Each type of thinking is useful under the right conditions.
Just like a jumble of tools in a toolbox - the right thinking tool is useful when paired with a situation for which it is a match, but ineffective (possibly even destructive) if mismatched.
If you're trying to work out why your car won't start in the morning - abstract thinking is perhaps not the best use of your mind in that moment; whereas it is perfectly suited to understanding how a pending interest rate rise might affect your ability to afford to keep driving the same car in the future, that right now won't bloody well start.
This example should shed some light on how thinking needs to be 'a good fit' for the confronted issue, however some methods have become and remained universally more popular and overused than others for a number of reasons.
Having found popularity during the industrial age, analytical and linear modes of thinking have produced some of society's greatest inventions and human accomplishments.

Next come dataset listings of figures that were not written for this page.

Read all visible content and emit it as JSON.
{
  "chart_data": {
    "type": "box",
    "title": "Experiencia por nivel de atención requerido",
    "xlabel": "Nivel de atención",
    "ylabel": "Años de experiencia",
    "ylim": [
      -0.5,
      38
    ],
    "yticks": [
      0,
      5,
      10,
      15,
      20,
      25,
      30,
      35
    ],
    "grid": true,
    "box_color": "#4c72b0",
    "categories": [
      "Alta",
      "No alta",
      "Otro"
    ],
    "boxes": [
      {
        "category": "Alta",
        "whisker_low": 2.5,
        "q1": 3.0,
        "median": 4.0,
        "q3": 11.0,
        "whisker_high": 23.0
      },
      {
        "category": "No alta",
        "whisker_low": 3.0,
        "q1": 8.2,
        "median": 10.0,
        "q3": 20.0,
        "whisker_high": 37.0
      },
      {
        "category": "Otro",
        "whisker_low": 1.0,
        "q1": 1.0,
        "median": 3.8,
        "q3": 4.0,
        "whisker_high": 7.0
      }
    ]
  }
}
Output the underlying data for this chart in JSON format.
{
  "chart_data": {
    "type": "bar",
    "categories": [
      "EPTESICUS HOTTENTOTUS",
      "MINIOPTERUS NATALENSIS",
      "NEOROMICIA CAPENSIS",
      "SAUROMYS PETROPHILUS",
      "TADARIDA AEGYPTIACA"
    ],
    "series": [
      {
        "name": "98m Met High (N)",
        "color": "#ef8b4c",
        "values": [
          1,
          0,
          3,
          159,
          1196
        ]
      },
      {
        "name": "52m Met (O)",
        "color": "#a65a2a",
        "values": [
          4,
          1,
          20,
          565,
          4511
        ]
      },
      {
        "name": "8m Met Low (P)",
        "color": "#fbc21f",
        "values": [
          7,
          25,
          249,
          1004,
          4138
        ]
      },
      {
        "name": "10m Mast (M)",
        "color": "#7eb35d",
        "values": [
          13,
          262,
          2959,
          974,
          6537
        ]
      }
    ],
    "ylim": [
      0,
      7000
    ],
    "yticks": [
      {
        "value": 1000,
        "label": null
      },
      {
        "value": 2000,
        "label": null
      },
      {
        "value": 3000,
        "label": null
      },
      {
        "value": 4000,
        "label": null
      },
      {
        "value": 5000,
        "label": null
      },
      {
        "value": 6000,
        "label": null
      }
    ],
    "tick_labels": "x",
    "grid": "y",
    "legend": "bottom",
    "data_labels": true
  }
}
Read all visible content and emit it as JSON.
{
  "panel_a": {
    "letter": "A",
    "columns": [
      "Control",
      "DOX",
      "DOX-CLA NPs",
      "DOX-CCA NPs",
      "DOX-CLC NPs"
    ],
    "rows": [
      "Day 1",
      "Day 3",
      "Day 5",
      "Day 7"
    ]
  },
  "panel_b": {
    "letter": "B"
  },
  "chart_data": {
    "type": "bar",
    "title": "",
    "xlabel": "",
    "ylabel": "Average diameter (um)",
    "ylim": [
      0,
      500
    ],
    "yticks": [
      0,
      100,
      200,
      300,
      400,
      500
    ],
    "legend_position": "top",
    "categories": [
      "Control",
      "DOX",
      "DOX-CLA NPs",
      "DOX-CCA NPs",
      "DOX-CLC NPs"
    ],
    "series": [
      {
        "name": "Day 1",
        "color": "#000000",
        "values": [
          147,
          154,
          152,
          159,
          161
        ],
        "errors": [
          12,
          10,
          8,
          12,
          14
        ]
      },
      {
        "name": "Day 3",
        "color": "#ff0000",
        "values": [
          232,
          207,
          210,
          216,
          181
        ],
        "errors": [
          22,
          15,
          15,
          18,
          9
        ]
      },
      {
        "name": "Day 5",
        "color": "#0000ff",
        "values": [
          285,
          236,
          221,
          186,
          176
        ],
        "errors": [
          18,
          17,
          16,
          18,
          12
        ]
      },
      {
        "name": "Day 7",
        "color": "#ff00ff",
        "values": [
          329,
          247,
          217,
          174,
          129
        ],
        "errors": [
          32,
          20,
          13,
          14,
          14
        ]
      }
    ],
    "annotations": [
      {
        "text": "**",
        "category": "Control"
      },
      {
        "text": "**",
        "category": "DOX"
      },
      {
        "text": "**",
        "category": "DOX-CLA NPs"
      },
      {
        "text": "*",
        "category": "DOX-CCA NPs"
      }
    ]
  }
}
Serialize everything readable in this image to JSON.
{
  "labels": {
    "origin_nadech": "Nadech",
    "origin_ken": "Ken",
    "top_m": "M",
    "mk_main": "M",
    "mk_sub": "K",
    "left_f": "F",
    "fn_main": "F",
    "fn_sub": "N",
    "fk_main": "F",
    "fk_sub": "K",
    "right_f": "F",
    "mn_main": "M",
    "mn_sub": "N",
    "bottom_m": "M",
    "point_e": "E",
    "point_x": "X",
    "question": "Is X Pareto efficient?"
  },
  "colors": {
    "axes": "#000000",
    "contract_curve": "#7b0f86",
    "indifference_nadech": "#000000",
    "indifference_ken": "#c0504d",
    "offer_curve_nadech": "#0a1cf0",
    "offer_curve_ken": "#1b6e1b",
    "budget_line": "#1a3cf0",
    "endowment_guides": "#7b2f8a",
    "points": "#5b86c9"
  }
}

Modern science, engineering and management are all the products of sequential, logical, methodical types of thinking that work very well under conditions of stability and order, but are dismally ineffective when the levels of complexity and chaos of the system under investigation are ramped up.
The issue is that there is cultural perception, throughout the world, that 'left brain cognition' is of a higher value than right brain thinking. This has meant that society has developed a historically unchallenged bias towards these kinds of thinking methods - entrenching them as the default approach to just about every problem.
You really don't need to look far to find real evidence of problems in our world actually getting worse because the wrong type of thinking was used in an attempt to fix them.
Try to solve a complex or abstract problem with linear thinking is like attempting to use a spade to fix a problem in a marriage.
Few people are aware that their are different types of thinking available, even fewer are confident, or capable enough, to be able to actively switch out one thinking approach for another after a critical assessment of what kind of problem they are trying to solve.
How many meetings have you been in where somebody actually said; "The style of thinking we are currently using is not appropriate for this situation, can we switch to another and see what kind of solution we come up with then?"
All problem solving is as a result of some kind of metacognition activity.
The appropriateness and quality of that thinking determines whether a problem is successfully and efficiently dealt with, or whether it grows into an even more severe issue later on.
Thinking - and perhaps more importantly - an appropriate thinking approach for the task at hand, is what sets great teams of people apart from mediocre ones.
Investing in developing competency in all types of thinking - especially ones that are more suited to better decision-making within complex social systems during eras of disruption and uncertainty like systems thinking and creative thinking - is a wise investment for any organisation looking to gain a competitive advantage.